America’s most important energy challenge is finding ways to keep the machinery of industrial societies humming without destroying the global environment. But for the moment, unfortunately, that important work must be put on the back burner, yielding precedence to the urgent job of cleaning up the mess at America’s nuclear warhead factories.
Fortunately, President Bush seems to have found the right person for both jobs. His nomination of retired Adm. James D. Watkins as U.S. secretary of energy ranks as one of his most confidence-building appointments. And it is reassuring to have the admiral say that he will not forget broader energy issues while he tackles the deadly pollutants that have piled up around warhead plants for 45 years.
The Energy Department was created in 1977 to stop waste, promote energy sources that could take the place of oil and generally make Americans more aware of their precarious dependence on imports. Its focus, sharpened by the 1973 Saudi oil embargo and tested in the 1979 shut-off of oil supplies by Iran, was blurred during the Reagan Administration by an insistence that the market place would make everything all right. What the marketplace has produced at the beginning of the Bush Administration is a deterioration in energy efficiency in the United States much graver than that for other industrial nations.
After 10 years of making better use of energy to fuel American growth and production, efficiency flattened out two years ago and dropped last year. In 1986 every $1 increase in the gross national product took 25% less energy than it had in 1976. Now that trend has stopped. U.S. reliance on imported oil is climbing sharply, exposing the nation to an increasing risk of blackmail by embargo. Washington has stopped reminding Americans that wasting energy could mean trouble. Even automobile fuel-efficiency standards were relaxed so that Detroit could build more high-powered, high-profit, gas-guzzling cars.

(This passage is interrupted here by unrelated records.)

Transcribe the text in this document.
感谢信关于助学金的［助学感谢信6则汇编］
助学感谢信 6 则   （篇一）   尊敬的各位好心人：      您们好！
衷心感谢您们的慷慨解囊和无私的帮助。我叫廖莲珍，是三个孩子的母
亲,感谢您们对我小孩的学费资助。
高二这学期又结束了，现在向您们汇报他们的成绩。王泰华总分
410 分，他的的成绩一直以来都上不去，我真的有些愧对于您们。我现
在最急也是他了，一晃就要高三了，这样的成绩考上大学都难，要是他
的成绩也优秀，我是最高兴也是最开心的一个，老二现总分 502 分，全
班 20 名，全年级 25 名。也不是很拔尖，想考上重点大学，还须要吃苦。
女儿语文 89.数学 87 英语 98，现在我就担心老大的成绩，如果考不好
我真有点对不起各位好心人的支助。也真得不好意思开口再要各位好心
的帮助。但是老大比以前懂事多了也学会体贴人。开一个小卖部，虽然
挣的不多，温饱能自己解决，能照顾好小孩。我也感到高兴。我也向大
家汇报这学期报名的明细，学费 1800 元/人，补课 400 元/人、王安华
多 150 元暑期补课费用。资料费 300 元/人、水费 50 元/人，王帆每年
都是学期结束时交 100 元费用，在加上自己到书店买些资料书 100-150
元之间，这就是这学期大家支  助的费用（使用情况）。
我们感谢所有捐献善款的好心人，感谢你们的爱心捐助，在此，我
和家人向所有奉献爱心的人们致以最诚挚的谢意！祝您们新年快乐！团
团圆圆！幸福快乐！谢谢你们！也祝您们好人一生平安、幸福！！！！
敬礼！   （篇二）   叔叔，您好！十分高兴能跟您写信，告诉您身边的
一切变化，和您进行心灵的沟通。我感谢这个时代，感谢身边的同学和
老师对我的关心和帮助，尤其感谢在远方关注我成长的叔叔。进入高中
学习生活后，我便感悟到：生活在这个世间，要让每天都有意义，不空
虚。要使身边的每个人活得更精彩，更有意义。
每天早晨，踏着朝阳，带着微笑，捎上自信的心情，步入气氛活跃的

Watkins said during his confirmation hearings last week that his first priority would be turning around the culture of complacency in government and industry that let much of the machinery of the country’s nuclear weapons system rot away. He also must supervise an expensive cleanup of toxic waste that the complacency culture allowed to ooze into land and water around its facilities.
But he also seemed intent on keeping an eye on the back burner, where issues simmer that will remain crucial to the nation’s survival even if the nuclear-weapons problems is resolved. And he got into enough detail to make clear that he wants to find ways to use nuclear power that are less haphazard, less dangerous, than the ones the United States has followed since the 1940s. He would try to accelerate domestic oil production and look for less polluting ways to use coal to reduce oil imports.
Watkins demonstrated as chairman of the Presidential Commission on the Human Immunodeficiency Virus, that he has a long, broad perspective on the national interest that goes well beyond simple patriotism. His Navy training and career demonstrated his expertise, including in energy matters. He may never be in a better position to put his experience and judgment to good use.